I seem to be getting some duplicated prodigy outputs from manual ner annotations. Please can you advise?
Performed and saved annotations =3
Exported = 4
The duplicated rows have the same _input_hash and _task_hash and only one span annotated
I have run this 3 times with different examples and different number of annotations, each time clearing the dataset and examples. Out of the 3 times 2 times I have had duplicated output.
I use Postgres to store the data and that is showing the correct number of rows.
Hi! Are you using the same datasets and deleting them, or are you using new dataset names? And which version of Prodigy are you using?

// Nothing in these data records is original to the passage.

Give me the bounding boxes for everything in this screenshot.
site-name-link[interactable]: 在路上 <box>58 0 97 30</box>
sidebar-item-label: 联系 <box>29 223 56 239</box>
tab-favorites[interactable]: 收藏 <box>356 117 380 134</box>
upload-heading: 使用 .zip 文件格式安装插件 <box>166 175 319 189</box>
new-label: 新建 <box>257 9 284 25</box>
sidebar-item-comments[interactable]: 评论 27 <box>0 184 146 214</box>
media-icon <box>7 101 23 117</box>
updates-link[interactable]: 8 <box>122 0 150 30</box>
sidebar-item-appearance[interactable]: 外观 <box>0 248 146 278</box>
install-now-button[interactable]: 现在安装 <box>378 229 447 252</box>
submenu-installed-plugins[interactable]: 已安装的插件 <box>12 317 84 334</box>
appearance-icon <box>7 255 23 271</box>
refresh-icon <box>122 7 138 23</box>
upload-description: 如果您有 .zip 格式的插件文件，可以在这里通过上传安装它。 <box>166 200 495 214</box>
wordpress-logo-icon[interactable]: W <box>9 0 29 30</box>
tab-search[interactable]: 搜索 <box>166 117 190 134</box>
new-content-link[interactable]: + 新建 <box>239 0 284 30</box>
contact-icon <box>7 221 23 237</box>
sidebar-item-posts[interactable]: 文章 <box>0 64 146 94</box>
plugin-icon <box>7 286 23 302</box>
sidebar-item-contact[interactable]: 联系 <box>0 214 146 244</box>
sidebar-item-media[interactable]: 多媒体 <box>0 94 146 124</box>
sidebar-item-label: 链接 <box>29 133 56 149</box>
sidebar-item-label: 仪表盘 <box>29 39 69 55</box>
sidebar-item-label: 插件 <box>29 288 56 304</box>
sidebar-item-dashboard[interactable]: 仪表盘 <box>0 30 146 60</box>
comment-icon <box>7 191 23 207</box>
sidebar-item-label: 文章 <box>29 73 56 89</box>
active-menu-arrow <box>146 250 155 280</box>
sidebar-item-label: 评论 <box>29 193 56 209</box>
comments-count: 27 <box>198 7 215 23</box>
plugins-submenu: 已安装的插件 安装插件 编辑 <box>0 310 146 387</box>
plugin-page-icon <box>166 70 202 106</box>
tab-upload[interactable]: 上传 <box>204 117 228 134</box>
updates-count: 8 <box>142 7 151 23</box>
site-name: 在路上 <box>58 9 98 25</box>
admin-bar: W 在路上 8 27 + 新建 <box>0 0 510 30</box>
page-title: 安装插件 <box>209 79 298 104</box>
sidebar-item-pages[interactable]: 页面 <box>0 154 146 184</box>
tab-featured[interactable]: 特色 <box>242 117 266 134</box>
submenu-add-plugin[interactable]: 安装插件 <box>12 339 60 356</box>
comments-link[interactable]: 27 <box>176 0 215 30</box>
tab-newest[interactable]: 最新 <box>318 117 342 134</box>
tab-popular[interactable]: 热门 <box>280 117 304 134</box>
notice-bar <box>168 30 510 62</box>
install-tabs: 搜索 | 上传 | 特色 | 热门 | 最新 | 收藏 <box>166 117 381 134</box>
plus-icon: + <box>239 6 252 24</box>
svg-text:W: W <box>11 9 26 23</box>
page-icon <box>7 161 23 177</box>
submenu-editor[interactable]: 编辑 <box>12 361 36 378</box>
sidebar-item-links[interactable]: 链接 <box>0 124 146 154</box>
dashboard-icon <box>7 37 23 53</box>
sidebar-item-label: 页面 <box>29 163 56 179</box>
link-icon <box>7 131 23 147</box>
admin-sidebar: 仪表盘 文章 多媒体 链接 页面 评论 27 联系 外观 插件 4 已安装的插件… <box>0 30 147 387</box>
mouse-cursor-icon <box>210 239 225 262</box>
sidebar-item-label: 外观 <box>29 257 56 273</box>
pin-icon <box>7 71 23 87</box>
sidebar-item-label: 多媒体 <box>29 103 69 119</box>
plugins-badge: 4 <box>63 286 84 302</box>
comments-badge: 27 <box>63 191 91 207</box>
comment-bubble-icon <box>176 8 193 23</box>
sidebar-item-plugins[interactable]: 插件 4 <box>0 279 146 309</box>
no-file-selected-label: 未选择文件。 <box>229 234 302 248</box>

This makes sense, because Prodigy will only ever store an example once. So even if an example with the same hashes is part of two datasets (or the same dataset), it will only have one row in the examples table. To assign it to the dataset(s), it'll then be linked via the links table.
Hi Ines, thank you for coming back to me so promptly.
Prodigy version is 1.8.4
Data sets - same name but as mentioned tables delete each time, prodigy stats recipe showing nill sets and sessions and the duplication is not for every row.
Please let me know if you need to see any more code to replicate.
Thank you
Anna
Could you try upgrading to v1.8.5 and see if the problem still occurs? In v1.8.5, we fixed a two specific dataset and session-related problems (one of which was only introduced in v1.8.4) that could be what's affecting you here.
It looks like precious activity is being cached somewhere even though dataset and example tables are cleared.
How can this be completely cleared?
As mentioned Postgres has the correct number of rows so I can always read myself directly from there. How do I use your database connection recipe to make my own query to the database?
Thanks for the detailed info! It looks like there might be some problem with how Postgres cleans up the examples and links. Internally, each example is only stored once in the "Example" table. One example can be part of more than one dataset and the "Link" table stores the example → dataset mapping.
How many links do you see in the "Link" table? What might be happening here is that there are only 5 examples, which are linked to the dataset multiple times. And maybe the links somehow got out-of-sync, so they're not cleaned up correctly. It's a bit confusing, because we're not doing anything special in Prodigy – we're mostly calling into peewee (see prodigy/components/db.py for the implementation).
Here's a simple example of how to connect to the DB in Python (you can find more details in your PRODIGY_README.html). I suspect that this will also return the wrong number of examples, since this is what Prodigy calls under the hood.
from prodigy.components.db import connect
db = connect()
examples = db.get_dataset("nb_workspace_1")
There seems to be way to many dataset_id per example in the Links table which I expact have just built up over time.
I order to start from scratch, should I be deleting dataset, example and link tables? Are there any other tables I should be clearing?
Okay, so I think this might have been the problem then. Also, if you remove an example from the Example table manually and don't also remove the link from the Link table, it's possible to end up with out-of-sync examples like that.
Yes, the only tables Prodigy uses and creates are Dataset, Example and Link.